Oh yeah I forgot one thing. What do you mean by NPA and why cant i just dial like a regualr call?? And what is a DMTF dialer? On Mon, 21 Oct 1996 16:50:42 -0700 (PDT) Perry Farrell <pneyz@armory.com> writes:
Also, the network's signalling has changed, and the basic Captain Crunch Whistle doesn't work many places any more - most of the signalling is digital out-of-band rather than inband audio. Phreaking isn't impossible (or there wouldn't be as many people chasing the Dread Pirate Mitnick), but at this point you actually need to know what you're doing to succeed at it, and merely having plans for a device you don't know well enough to emulate in code on your PC isn't going to buy you much.
Very good point, phreaking's getting tricky. First of all, forget blue
boxes, they're worthless, especially to an amateur, which you (HeLiuM)

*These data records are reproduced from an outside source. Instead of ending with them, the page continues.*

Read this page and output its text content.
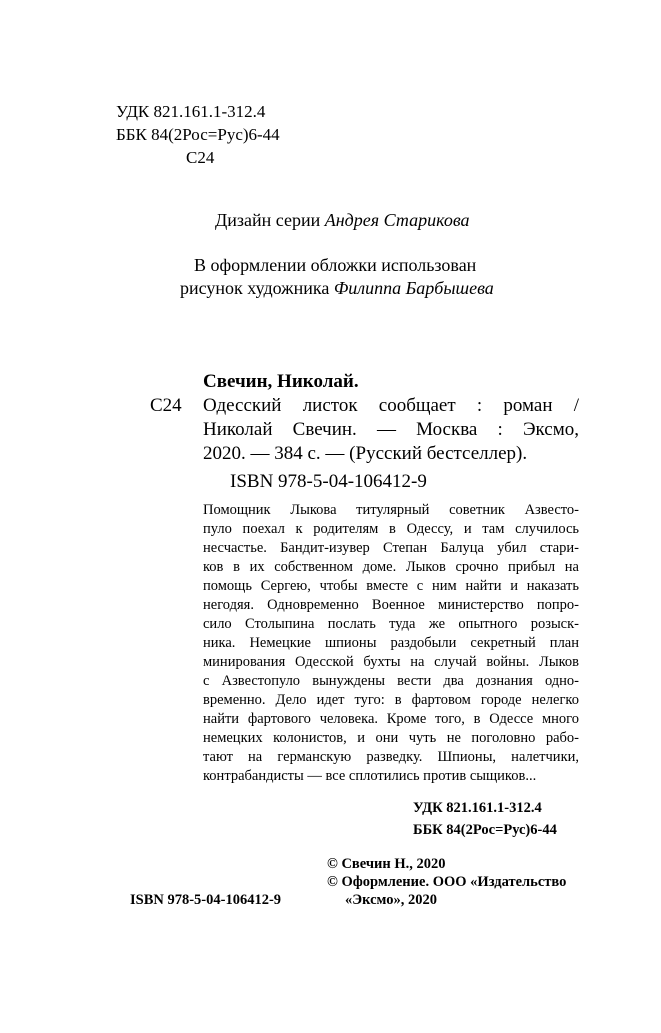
УДК 821.161.1-312.4
ББК 84(2Рос=Рус)6-44
С24
Дизайн серии Андрея Старикова
В оформлении обложки использован
рисунок художника Филиппа Барбышева
Свечин, Николай.
С24 Одесский листок сообщает : роман /
Николай Свечин. — Москва : Эксмо,
2020. — 384 с. — (Русский бестселлер).
ISBN 978-5-04-106412-9
Помощник Лыкова титулярный советник Азвесто-
пуло поехал к родителям в Одессу, и там случилось
несчастье. Бандит-изувер Степан Балуца убил стари-
ков в их собственном доме. Лыков срочно прибыл на
помощь Сергею, чтобы вместе с ним найти и наказать
негодяя. Одновременно Военное министерство попро-
сило Столыпина послать туда же опытного розыск-
ника. Немецкие шпионы раздобыли секретный план
минирования Одесской бухты на случай войны. Лыков
с Азвестопуло вынуждены вести два дознания одно-
временно. Дело идет туго: в фартовом городе нелегко
найти фартового человека. Кроме того, в Одессе много
немецких колонистов, и они чуть не поголовно рабо-
тают на германскую разведку. Шпионы, налетчики,
контрабандисты — все сплотились против сыщиков...
УДК 821.161.1-312.4
ББК 84(2Рос=Рус)6-44
© Свечин Н., 2020
© Оформление. ООО «Издательство
«Эксмо», 2020
ISBN 978-5-04-106412-9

obviouisly are. Get a red box. Go to Radio Shack and buy a digital recorder pocket memo thing. They're about ten bucks and it's alot easier than getting a handheld DTMF dialer (which is annoying to solder because RS doesn't make them very well). Get BlueBeep or something (ftp.fc.net/pub/defcon/BLUEBEEP) and record some quarter tones. Go to a Bell payphone (CoCoTs and USWest phones do not work) and dial "1+area+npa+number", like a normal call. Then play the tones. For a local call, dial "10288+area+npa+number", which makes AT&T think it's along distance call.